Comment on What to learn next, Swift or Rust
aggelalex@lemmy.world 1 year ago
Swift has little to no use outside the apple ecosystem, and even if you are currently using Apple, you have to consider your targets as well. Writing in Swift means your code will only be usable by other Apple users, which is canonically a rather small fraction of technology users. Rust on the other hand is multiplatform and super low level, there’s very few other languages out there that can match the potential of applications of rust code. Thus you will, in time, be introduced to many other technologies as well, like AI, low level programming, web, integrations between languages, IoT, those are only a few of all the possibilities. On the other hand, even if Swift has a much more mature ecosystem, it’s still only good for creating UIs in all things Apple, which is pretty telling; Apple is not willing to put in the time and effort to open it’s language to other fields, because it sees no value in them being the ones providing the tooling for other purposes. They pretty much only want people to code web apps for them, and Swift delivers just fine for that. So if your current purpose is making Apple UIs, you could learn Swift, but be warned that either you’ll be doing that your whole life or will eventually be forced to change languages again.

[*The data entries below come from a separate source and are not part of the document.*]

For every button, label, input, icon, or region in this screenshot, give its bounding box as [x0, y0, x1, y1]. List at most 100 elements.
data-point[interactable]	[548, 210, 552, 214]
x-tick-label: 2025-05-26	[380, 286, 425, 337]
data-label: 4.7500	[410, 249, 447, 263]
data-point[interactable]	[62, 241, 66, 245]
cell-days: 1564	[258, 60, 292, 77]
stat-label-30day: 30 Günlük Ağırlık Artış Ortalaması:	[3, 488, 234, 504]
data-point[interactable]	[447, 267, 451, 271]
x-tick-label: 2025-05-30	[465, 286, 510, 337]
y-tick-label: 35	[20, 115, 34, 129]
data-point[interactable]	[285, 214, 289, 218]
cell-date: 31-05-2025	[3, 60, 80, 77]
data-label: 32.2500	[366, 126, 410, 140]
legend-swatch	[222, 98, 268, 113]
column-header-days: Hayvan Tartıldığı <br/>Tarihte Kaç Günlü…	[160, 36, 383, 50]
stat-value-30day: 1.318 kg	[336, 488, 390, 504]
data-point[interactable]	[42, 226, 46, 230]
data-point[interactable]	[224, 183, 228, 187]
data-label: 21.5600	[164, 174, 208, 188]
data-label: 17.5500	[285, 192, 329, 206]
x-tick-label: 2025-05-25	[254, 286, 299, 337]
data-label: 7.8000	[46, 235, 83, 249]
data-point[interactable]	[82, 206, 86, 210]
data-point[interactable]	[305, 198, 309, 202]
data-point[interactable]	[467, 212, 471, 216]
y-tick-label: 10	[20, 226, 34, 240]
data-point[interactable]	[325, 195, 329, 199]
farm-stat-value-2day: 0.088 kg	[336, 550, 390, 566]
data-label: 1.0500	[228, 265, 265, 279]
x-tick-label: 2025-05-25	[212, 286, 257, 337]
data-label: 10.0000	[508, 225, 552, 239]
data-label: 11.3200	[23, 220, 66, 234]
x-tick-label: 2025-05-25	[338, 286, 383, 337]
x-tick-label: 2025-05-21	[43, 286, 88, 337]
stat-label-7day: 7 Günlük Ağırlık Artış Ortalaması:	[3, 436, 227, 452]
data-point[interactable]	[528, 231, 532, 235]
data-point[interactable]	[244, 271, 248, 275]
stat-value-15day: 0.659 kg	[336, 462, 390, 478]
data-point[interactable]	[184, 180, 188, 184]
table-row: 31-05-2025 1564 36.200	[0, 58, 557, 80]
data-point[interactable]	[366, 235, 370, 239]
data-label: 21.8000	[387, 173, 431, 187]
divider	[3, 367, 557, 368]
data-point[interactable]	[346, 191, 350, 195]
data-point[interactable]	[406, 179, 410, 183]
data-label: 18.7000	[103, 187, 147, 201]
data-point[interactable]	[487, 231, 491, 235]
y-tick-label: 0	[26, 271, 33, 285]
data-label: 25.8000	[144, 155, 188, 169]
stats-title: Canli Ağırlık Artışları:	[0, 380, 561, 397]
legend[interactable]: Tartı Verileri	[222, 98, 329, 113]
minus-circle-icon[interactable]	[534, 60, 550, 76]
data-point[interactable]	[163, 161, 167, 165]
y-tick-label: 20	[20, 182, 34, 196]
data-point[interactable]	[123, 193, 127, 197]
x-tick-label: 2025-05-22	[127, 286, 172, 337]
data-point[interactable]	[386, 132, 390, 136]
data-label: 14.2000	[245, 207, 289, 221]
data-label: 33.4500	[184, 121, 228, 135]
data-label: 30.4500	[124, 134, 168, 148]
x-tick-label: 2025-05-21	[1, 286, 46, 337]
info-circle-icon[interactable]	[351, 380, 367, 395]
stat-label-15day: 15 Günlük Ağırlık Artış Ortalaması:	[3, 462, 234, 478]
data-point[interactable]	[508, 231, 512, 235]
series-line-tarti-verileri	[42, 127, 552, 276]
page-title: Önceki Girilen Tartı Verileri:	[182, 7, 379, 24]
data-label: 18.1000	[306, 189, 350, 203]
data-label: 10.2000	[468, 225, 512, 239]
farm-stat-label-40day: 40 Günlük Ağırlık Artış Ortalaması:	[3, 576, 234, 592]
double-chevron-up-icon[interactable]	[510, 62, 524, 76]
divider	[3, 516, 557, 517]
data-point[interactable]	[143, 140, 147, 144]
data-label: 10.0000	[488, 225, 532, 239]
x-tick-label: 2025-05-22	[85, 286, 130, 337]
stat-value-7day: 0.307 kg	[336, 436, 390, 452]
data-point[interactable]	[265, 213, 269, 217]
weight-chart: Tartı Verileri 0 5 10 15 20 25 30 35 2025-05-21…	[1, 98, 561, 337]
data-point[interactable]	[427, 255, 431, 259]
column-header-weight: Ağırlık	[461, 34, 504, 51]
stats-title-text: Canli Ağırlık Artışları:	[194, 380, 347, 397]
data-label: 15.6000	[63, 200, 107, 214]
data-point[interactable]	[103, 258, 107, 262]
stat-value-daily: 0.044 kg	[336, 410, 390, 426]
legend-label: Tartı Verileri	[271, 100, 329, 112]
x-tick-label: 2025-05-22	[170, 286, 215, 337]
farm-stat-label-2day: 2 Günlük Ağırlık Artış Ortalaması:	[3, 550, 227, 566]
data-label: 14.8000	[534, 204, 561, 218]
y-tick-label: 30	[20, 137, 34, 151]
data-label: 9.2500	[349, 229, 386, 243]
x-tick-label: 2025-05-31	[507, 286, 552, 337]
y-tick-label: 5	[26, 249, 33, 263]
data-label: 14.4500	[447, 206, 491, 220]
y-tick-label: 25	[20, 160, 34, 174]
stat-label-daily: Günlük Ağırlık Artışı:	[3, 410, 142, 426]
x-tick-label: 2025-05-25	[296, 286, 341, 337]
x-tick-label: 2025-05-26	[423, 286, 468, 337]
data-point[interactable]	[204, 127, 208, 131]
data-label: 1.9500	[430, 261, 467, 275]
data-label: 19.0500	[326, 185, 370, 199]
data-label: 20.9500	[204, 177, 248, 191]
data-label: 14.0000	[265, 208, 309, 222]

Then again, most languages nowadays aren’t that different from each other. I can code in a truckload of languages, not because I actually spent time making something coherent and complete with each one of them, but because I know some underlying concepts that all programming languages follow, like OOP, or functional programming, and whatever those entail. If you learn those you will not be afraid to switch languages on a whim, because you’ll know you can get familiar with any of them within a day.
farcaller@fstab.sh 1 year ago
Just a nit: swift is opensource and there is a swift ecosystem outside of apple UI things. Here’s a swift http server that you can totally run on linux.
aggelalex@lemmy.world 1 year ago
Don’t get me wrong, Swift is OSS and there are things you can do with it apart from front-end dev, but there are usually better options out there for those other things. For example if I want an HTTP server, I’d choose JS, Kotlin, Rust, etc.
abhibeckert@lemmy.world 1 year ago
I wouldn’t. Swift is definitely better than any of those choices… and I’ve got decades of experience writing HTTP services.
I don’t currently use Swift for that - but only because it’s a relatively immature language and I’m generally a late adopter. I definitely intend to switch over to Swift at some point in the near future and it’s what I recommend for someone starting out today.
BatmanAoD@programming.dev 1 year ago
I’m not a performance expert by any means, but…it seems like the bit about there being “no situation, ever” in which a garbage collector that “worked just as well as in any other language” outperformed reference-counting GC. The things I’ve read about garbage collection generally indicate that a well-tuned garbage collector can be fast but nondeterministic, whereas reference-counting is deterministic but generally not faster on average. If Apple never invested significant resources in its GC, is it possible it just never performed as well as D’s, Java’s, or Go’s?
beefsack@lemmy.world 1 year ago
Swift only treats Apple OSes as first class citizens - even though technically you can use it on other platforms it’s a painful and limited experience.